John James Knox, 33, was found guilty of a benefit fraud of nearly £9,000 following a trial before Preston Crown Court.
Today he was sentenced to a community order with a rehabilitation requirement and three month and two week curfew requirement.
Judge Andrew Jefferies QC said: " What's particularly upsetting is a week after this case concluded a disabled man, Earl Graham, killed himself because the government stopped his benefits because they thought he was inappropriately claiming, and what is sad about this case is people who play the system cause the problems for those genuinely entitled to benefits.
"The benefits system was criticised repeatedly but when the public see cases like this they will perhaps understand why the DWP are strict in the way they approach cases, because you show the other end of the scale."

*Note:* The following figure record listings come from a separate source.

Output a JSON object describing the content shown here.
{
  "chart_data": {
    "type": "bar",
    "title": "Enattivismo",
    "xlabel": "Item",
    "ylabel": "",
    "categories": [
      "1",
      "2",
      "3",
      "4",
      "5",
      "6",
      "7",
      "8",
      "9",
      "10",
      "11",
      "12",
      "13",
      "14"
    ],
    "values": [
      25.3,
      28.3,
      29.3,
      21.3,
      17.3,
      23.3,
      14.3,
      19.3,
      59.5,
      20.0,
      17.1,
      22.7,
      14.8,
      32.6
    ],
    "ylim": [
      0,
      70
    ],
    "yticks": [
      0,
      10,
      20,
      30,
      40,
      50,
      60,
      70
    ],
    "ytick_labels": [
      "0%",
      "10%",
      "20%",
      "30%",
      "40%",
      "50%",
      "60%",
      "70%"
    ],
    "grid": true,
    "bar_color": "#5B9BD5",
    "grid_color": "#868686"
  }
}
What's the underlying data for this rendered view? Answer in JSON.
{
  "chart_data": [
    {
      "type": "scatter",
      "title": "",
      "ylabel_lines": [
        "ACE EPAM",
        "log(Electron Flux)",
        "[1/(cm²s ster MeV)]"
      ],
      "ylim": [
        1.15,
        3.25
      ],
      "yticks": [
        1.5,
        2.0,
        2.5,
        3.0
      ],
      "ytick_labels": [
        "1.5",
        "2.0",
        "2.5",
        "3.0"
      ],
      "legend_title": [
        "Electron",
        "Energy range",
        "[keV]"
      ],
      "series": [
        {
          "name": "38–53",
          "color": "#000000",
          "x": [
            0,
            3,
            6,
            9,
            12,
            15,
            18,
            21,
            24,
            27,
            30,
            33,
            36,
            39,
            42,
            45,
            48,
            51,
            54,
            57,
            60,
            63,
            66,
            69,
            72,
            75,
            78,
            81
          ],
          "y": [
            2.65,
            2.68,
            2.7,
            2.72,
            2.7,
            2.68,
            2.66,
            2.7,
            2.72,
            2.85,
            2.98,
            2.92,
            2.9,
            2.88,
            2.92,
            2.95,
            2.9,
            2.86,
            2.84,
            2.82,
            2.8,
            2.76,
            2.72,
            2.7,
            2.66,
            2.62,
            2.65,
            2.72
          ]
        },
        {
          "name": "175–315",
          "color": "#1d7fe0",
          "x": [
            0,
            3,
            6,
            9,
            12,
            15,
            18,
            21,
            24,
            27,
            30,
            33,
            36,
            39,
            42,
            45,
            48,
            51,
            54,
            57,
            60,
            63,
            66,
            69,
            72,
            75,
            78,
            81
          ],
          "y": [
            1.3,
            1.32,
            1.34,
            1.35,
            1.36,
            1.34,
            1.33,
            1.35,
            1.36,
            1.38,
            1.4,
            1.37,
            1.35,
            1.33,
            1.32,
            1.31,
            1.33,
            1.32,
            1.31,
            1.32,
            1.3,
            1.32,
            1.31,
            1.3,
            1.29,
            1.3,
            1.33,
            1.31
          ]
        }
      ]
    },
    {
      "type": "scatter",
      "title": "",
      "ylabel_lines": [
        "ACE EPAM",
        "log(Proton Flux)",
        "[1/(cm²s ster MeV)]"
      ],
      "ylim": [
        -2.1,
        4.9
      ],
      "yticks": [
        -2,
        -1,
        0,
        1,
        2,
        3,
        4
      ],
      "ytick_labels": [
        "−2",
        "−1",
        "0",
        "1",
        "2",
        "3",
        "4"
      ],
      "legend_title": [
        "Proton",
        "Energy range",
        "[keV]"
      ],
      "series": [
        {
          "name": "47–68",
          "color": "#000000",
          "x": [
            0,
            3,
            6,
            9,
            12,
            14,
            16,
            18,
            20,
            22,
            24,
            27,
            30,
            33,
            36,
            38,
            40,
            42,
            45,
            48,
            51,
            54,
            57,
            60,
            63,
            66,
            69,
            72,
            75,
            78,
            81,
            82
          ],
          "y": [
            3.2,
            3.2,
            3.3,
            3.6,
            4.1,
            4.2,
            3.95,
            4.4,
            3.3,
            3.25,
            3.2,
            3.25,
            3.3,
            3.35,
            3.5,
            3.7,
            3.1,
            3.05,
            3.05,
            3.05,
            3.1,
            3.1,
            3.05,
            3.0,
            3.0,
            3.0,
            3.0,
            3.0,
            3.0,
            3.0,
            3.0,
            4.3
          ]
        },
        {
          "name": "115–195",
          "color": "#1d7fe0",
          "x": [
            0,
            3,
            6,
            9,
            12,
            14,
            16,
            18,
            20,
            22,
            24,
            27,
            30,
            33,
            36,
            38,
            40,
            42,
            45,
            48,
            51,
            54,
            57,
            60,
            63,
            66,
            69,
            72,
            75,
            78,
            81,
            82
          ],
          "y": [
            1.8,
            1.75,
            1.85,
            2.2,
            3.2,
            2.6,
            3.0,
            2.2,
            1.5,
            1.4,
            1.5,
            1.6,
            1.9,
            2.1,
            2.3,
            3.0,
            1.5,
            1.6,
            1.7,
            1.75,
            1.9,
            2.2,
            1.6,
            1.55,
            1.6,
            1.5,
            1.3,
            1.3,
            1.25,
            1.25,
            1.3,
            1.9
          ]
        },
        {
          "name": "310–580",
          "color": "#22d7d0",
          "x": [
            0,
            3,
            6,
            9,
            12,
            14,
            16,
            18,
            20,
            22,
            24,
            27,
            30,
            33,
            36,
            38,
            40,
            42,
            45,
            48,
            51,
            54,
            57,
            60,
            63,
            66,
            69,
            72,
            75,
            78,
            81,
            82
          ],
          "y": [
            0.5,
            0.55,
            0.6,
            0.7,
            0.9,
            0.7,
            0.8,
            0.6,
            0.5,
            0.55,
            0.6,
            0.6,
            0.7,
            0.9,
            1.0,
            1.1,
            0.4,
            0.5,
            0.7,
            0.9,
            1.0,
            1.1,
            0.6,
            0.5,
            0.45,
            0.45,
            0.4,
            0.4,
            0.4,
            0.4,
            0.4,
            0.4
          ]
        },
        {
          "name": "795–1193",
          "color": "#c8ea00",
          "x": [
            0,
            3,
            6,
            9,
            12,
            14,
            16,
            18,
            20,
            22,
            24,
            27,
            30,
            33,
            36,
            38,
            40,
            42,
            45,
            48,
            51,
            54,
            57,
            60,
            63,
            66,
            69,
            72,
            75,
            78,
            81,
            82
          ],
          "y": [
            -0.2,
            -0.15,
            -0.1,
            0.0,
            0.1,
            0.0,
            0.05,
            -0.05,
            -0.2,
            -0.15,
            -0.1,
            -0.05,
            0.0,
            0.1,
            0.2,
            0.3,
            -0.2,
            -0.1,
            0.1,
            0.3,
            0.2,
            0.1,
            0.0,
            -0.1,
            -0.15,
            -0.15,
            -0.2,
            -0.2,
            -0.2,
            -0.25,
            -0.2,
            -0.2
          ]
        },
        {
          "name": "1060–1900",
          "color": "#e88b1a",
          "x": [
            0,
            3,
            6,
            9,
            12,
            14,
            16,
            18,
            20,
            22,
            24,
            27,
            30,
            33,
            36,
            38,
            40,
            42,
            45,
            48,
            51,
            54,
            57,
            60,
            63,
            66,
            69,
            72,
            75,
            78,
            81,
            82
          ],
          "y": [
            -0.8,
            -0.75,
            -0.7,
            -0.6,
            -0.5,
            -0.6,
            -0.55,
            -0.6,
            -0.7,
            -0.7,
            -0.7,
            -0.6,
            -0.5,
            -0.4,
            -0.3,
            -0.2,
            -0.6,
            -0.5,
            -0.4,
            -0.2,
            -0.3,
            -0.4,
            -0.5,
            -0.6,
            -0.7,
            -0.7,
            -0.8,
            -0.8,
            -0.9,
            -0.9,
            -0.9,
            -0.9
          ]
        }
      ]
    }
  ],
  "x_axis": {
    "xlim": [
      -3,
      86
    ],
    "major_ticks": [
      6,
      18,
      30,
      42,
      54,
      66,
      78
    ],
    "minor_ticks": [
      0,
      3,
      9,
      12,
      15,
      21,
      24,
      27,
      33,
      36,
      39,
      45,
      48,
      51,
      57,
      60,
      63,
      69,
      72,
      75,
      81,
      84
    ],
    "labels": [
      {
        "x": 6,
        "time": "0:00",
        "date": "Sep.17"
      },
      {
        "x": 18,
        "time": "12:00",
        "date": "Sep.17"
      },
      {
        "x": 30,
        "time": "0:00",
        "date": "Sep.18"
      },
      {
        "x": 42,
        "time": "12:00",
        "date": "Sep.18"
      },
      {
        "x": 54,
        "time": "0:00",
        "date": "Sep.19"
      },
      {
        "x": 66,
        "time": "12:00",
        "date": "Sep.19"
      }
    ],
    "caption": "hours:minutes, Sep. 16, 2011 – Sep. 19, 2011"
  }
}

He added he was unable to impose unpaid work, and that the curfew would punish Knox by restricting his activity over Christmas and the New Year.
Knox was found to be claiming ESA as well as Disability Living Allowance for mobility issues, and had made a statement to claim a mobility element, stating effectively he couldn't leave the house unaided, and suffered mental health issues when out.
The court heard he had even appealed a benefits decision and the award went in his favour.
But while claiming the extra support he was filmed scaling moving lorries and mounting long demonstrations on top of them during demonstrations at the Cuadrilla site in Little Plumpton.
His activities also included shackling himself to other demonstrators for long periods of time.
The overpayment totalled almost £9,000.
Fiona Clancy, prosecuting, said the information in his claim was a 'stark contrast' to what had been witnessed.
Judge Jefferies QC accepted Knox was entitled to some of the benefits but that his declaration about mobility was false.
He said: "Not content with the state system you were receiving you sought further assistance in what I will refer to as an extra mobility allowance, but because that was an additional benefit it was subject to additional safeguards and checks.
"Effectively you were saying you were unable to leave the house without some form of companionship, that it was a very daunting experience for you, that you would find it difficult to be in open spaces and crowded spaces, and it would all be too much."
"The jury concluded you'd been dishonest in those applications.
"The length of time over which this matter went on for is an aggravating feature."
The court heard Knox had 17 convictions for 31 offences including an offence linked to fracking protests.
No proceedings will take place to recover the cash as the DWP is already taking steps to reclaim the cash.